Toni Musulin fait partie de ces personnes ayant marqué les esprits ces dernières années. Peut-être n’est-il toutefois pas inutile de résumer son heure de gloire. Né en juin 1970, Toni Musulin est ce convoyeur de fonds qui détourna 11,6 millions d'euros à bord de son fourgon, à Lyon. Âgé alors de trente-neuf ans, il possédait des placements immobiliers et des véhicules de luxe. Le 5 novembre 2009, il fausse compagnie à ses collègues après un chargement à la Banque de France. La police retrouve le fourgon vide peu après. Le coup semble bien préparé. Pas tant que ça, puisque deux jours plus tard, 9,1 millions d'euros sont découverts dans un garage loué sous une fausse identité par Toni Musulin.
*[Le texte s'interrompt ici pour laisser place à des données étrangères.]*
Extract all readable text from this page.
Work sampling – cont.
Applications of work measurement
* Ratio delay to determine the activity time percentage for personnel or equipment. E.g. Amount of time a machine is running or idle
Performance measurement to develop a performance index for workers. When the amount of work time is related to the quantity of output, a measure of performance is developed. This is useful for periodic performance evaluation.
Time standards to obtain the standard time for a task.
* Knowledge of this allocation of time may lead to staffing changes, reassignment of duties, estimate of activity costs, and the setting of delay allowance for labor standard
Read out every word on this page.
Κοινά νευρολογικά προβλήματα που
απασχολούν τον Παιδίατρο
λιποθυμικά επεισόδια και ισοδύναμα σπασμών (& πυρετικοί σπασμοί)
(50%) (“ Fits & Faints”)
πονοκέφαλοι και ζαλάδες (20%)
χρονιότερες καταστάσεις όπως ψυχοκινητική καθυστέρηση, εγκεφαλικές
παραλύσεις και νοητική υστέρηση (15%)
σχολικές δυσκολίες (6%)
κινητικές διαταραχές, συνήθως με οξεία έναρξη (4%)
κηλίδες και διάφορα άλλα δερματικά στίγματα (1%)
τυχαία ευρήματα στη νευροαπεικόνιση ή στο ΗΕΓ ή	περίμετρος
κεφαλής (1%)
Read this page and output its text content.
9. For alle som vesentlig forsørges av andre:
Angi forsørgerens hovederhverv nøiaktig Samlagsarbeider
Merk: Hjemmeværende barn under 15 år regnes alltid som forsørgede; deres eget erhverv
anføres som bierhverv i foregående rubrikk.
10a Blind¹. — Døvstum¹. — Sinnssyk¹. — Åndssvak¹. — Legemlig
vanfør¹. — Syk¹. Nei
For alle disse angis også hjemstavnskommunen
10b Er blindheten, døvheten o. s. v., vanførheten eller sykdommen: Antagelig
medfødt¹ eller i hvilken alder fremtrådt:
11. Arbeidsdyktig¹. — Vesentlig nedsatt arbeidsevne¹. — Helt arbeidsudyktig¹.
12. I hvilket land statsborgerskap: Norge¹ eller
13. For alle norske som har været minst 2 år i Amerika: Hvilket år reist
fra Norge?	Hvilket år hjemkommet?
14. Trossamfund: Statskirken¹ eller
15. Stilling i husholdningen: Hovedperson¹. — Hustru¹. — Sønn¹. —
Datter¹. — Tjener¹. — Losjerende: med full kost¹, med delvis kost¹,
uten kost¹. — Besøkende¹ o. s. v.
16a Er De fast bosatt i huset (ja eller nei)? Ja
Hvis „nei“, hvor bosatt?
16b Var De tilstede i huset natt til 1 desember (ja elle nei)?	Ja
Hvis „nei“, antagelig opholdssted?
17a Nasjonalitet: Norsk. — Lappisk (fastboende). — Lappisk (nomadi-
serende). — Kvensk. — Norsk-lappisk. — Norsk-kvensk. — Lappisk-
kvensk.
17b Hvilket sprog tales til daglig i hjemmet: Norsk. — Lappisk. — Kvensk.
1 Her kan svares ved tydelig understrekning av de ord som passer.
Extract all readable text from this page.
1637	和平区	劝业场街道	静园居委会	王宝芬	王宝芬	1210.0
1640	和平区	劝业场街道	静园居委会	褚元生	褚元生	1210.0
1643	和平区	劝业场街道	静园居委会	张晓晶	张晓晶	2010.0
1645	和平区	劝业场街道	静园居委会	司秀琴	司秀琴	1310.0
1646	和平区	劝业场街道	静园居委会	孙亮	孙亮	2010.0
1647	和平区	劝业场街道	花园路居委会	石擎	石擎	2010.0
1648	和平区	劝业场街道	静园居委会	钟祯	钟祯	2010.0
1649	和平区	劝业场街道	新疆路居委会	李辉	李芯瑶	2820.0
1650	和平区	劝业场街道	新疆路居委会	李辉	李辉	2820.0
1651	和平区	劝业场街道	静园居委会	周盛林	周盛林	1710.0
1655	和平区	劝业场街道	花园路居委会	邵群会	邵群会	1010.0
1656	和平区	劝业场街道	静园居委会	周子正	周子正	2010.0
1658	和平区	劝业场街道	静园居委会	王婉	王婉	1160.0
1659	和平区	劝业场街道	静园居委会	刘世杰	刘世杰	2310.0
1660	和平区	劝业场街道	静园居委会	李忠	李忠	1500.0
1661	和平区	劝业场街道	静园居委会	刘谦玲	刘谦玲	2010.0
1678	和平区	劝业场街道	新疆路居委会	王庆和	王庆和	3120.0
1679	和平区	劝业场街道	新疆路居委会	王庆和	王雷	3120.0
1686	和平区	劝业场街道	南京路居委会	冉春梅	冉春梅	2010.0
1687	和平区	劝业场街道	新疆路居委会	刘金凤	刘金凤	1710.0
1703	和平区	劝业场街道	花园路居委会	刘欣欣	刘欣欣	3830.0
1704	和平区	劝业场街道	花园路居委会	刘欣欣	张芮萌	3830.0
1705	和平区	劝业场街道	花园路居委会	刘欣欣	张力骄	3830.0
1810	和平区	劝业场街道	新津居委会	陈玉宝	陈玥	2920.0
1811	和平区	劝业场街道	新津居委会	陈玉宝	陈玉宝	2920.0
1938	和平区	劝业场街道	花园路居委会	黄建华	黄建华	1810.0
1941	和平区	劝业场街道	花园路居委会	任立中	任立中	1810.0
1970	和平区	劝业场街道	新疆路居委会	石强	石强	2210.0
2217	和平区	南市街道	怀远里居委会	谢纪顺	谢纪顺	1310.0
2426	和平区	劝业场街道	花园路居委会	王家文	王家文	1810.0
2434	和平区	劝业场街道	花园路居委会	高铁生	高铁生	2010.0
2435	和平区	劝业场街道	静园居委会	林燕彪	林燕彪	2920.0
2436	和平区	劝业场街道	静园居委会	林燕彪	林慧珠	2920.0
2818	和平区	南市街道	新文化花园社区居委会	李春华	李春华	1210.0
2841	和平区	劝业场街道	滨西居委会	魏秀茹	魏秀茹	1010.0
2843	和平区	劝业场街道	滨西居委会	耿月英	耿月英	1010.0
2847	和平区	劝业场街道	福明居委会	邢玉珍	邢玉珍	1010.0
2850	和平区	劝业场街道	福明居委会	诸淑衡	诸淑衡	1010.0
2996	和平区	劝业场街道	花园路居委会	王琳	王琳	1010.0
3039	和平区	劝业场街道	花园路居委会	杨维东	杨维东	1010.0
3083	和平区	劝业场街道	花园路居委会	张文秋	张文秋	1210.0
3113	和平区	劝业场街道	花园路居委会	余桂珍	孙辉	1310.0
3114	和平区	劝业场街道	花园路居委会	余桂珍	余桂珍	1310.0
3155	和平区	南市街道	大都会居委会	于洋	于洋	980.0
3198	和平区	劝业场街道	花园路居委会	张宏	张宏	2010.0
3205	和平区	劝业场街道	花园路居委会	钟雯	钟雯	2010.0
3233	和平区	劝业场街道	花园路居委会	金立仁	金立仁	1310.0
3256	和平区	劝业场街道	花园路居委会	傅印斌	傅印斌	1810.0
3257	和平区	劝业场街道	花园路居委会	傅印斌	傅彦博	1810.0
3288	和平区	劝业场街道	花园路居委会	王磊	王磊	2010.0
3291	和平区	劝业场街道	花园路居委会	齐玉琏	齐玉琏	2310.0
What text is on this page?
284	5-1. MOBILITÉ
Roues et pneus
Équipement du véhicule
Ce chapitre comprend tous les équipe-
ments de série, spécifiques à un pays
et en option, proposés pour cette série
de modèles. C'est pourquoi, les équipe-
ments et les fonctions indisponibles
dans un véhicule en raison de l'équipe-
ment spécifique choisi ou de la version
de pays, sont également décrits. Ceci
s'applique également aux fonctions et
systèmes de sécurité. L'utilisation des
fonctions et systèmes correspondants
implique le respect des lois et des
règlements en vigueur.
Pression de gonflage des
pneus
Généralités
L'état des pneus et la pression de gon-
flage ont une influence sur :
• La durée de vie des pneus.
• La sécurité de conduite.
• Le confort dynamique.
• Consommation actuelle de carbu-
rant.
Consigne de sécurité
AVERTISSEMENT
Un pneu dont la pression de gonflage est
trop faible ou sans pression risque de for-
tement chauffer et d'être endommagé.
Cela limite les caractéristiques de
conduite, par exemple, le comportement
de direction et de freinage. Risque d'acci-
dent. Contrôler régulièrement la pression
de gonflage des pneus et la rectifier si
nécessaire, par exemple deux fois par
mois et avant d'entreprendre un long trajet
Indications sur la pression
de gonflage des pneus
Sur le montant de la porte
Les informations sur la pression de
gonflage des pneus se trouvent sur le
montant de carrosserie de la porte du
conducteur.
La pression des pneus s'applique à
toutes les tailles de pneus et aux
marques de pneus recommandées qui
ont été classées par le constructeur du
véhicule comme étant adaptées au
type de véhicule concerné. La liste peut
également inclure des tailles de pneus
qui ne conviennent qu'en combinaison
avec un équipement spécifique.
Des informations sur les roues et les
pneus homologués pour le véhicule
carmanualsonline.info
Activement recherché, le convoyeur se rend à la police de Monaco le 16 novembre, avant d’être remis à la justice française. Il reconnaît le détournement, mais n’aurait pas conservé les millions d'euros manquants. En mai 2010, Toni Musulin est condamné à trois ans de prison ferme. Ayant fait appel, sa peine est alourdie à cinq ans de prison ferme, pour fraude à l'assurance concernant sa Ferrari F430.
La journaliste lyonnaise Alice Géraud-Arfi a recueilli les confidences de Musulin dans le livre “Toni 11,6, Histoire du convoyeur”(Éd.Stock). C’est cet ouvrage qui sert de base au film de Philippe Godeau “11.6”(sortie le 3 avril 2013). Les principaux rôles sont tenus par François Cluzet, Bouli Lanners et Corinne Masiero. Le scénario d’Agnès de Sacy et Philippe Godeau est librement adapté du livre en question. Le faits divers spectaculaire et la personnalité du convoyeur de fonds en font un excellent sujet pour le cinéma, c’est évident.
Ce serait probablement moins convaincant dans un roman. Car Toni Musulin n’est pas un héros, sans être non plus un simple raté. Certes, il peut nous apparaître sympathique puisque, à l’image d’un Albert Spaggiari au temps du mythique “Casse de Nice”, il n’a causé aucune victime. Voler ainsi les banques, c’est moins immoral aux yeux de beaucoup de gens. Toutefois, Musulin n’est pas un disciple de Robin des Bois, redistribuant le butin aux autres. En réalité, une opération mal pensée, un coup de branquignol, loin du chef d’œuvre de la cambriole. Devenir immédiatement le suspect n°1, laisser tant de millions dans une planque peu sûre, fuir vers une destination indéterminée, pas le profil du héros romanesque.
Oui, il existe des exemples tel Dortmunder, le héros de Donald Westlake, et ses mésaventures. Au moins a-t-il le mérite de nous faire sourire. Quelques autres losers aussi, bien sûr. Quant à Sam Millar, avec “On the Brinks”, ça se base sur une histoire vraie d’une toute autre ampleur. Surestimant sans doute ses capacités, et seulement motivé par le fric, Toni Musulin serait un piètre personnage de polar. Par contre, on comprend bien le parti que le cinéma peut tirer des mésaventures du convoyeur. L’excellent François Cluzet, né quant à lui en 1955, va sûrement incarner à merveille le rôle de ce délinquant pas comme les autres. Rendez-vous au cinéma dès le 3 avril pour découvrir ce “11.6”.